A Juventude "Social Democrata"(?) decidiu lançar uma campanha contra o Governo do Partido "Socialista" e de José Sócrates. É difícil discernir onde começa a hipocrisia e o cinismo... Uma juventude partidária de um partido que, como o PS, não tem feito outra coisa senão aldrabar e sonegar as esperanças aos portugueses, vem agora com uma campanha nojenta a atacar o que eles próprios fazem. Haja decoro... Haja honestidade...

Capitalistices...


Não posso negar que fico com um ligeiro esgar de satisfação no rosto quando oiço capitalistas acérrimos virem-se com frases como esta... O falhanço total do capitalismo está à vista. Mas penso, e como toda gente faz profecias hoje em dia, sobretudo os economistas mais encostados à direita, que diziam que isto ia ser um mar de rosas, há uns anos, dizia eu, então, que penso, sinceramente, que o pior ainda está para vir. Com a confluência de todos estes factores como a precariedade (ninguém me tira da cabeça que estes despedimentos de efectivos só servem para contratar, daqui a meses ou um ano, trabalhadores com vínculos precários), o desemprego massivo, o descontentamento popular a radicalizar-se, as alterações climáticas que vão ter implicação no nosso dia não daqui a muito tempo, a concentração de fortunas nas mãos de poucos, e outros factores mais, daqui a alguns tempos a situação tornar-se-á insustentável. Para já, já vamos levando com Basílios Hortas a dizerem que não sabem o que hão-de fazer. Quando toca a extorquir aos trabalhadores, isso está na ponta língua. Meus caros, o tempo resolve tudo. Para melhor ou para pior. Mas o seu curso é inexorável, tornando as coisas futuras inevitáveis. Repito, melhores ou piores. Mas isso compete-nos a nós...

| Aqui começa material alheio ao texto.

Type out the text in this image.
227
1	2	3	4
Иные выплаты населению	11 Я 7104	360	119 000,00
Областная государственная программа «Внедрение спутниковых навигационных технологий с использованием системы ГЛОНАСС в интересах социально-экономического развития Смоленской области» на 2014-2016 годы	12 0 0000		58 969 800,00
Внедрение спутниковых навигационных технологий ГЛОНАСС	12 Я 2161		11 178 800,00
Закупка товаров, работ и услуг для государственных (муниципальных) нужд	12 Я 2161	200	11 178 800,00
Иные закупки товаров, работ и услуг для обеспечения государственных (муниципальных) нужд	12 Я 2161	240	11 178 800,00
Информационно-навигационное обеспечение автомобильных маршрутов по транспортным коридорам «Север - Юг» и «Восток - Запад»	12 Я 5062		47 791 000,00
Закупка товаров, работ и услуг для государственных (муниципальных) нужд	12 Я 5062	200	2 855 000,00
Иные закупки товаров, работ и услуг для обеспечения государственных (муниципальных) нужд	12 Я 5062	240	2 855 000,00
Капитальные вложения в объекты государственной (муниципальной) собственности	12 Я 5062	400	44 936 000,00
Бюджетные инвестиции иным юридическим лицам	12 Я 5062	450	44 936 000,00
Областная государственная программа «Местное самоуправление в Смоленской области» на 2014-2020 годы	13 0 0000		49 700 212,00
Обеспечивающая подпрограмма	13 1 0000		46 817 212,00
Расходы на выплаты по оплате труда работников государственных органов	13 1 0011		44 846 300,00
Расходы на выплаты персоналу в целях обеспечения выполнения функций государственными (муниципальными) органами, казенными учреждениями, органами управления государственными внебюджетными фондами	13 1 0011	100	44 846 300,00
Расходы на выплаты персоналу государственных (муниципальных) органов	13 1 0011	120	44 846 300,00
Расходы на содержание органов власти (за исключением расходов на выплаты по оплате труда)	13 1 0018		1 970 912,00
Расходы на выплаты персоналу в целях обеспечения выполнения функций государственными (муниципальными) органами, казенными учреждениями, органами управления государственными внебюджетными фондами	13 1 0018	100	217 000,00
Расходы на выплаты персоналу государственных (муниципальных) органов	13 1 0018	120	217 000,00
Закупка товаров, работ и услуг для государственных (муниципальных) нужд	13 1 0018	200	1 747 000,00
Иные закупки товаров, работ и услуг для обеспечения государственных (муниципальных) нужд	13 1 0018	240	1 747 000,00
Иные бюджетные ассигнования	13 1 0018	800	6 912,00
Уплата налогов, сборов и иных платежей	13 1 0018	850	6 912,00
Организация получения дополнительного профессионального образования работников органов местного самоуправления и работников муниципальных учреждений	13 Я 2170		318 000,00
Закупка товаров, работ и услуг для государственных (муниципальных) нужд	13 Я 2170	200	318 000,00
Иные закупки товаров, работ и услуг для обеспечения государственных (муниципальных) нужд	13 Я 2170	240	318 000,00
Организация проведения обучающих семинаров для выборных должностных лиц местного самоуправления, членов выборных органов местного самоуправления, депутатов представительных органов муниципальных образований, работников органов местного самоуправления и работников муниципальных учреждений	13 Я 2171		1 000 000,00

terça-feira, 3 de Fevereiro de 2009

Quer PS ou PSD?

Acho que o Pedro Passos Coelho quer ser Primeiro-Ministro... Ouvi dizer por aí... Ah!!, foi ontem na entrevista ao Mário Crespo! Bom, mas que dizer? O tipo, engravatado, claro, cunho de todos aqueles que são honestos, lá veio dizer que está disponível para sê-lo. E há malta que vai atrás disto... Para quê, pergunto eu? Para mudar as moscas e a merda pemanecer a mesma? Eu bem me lembro que bem falava o Sócrates tempos antes de ir para ao cargo de Primeiro-Ministro... Que bem que ele soava... Mas os interesses destes senhores é claro, e nada vai mudar se PS ou PSD forem Governo. É pena as pessoas não se mentalizarem disto... Mas democracia é democracia, e há que respeitar...

Lá Vai a Fatinha, Com a Saia Côr do Mar!

Apesar de estar em julgamento há demasiado tempo, diga-se, a nossa querida Fatinha continua a gamar os cofres da Câmara de Felgueiras para gáudio de todos aqueles que adoram a macacada e continuam a votar em macaquinhos para exercer o poder em Portugal. O Conselho Consultivo da Procuradoria-Geral da República veio hoje a terreiro dizer que, cito, "o eleito local apenas poderá exigir o pagamento das despesas [com processos judiciais] após a decisão final" e que "os pagamentos feitos noutras circunstâncias são ilegais, pelo que deve ser exigida a devolução das respectivas quantias". Entretanto o Público acrescenta que "um inquérito está já a correr no Ministério Público." Aguardamos com lágrimas nos olhos (de tanto rir, entenda-se) o que este inquérito e este julgamento vão dar.
P.S. - Uma última palavra para os felgueirenses; foram vocês que pediram uma Fatinha? Aturem-na!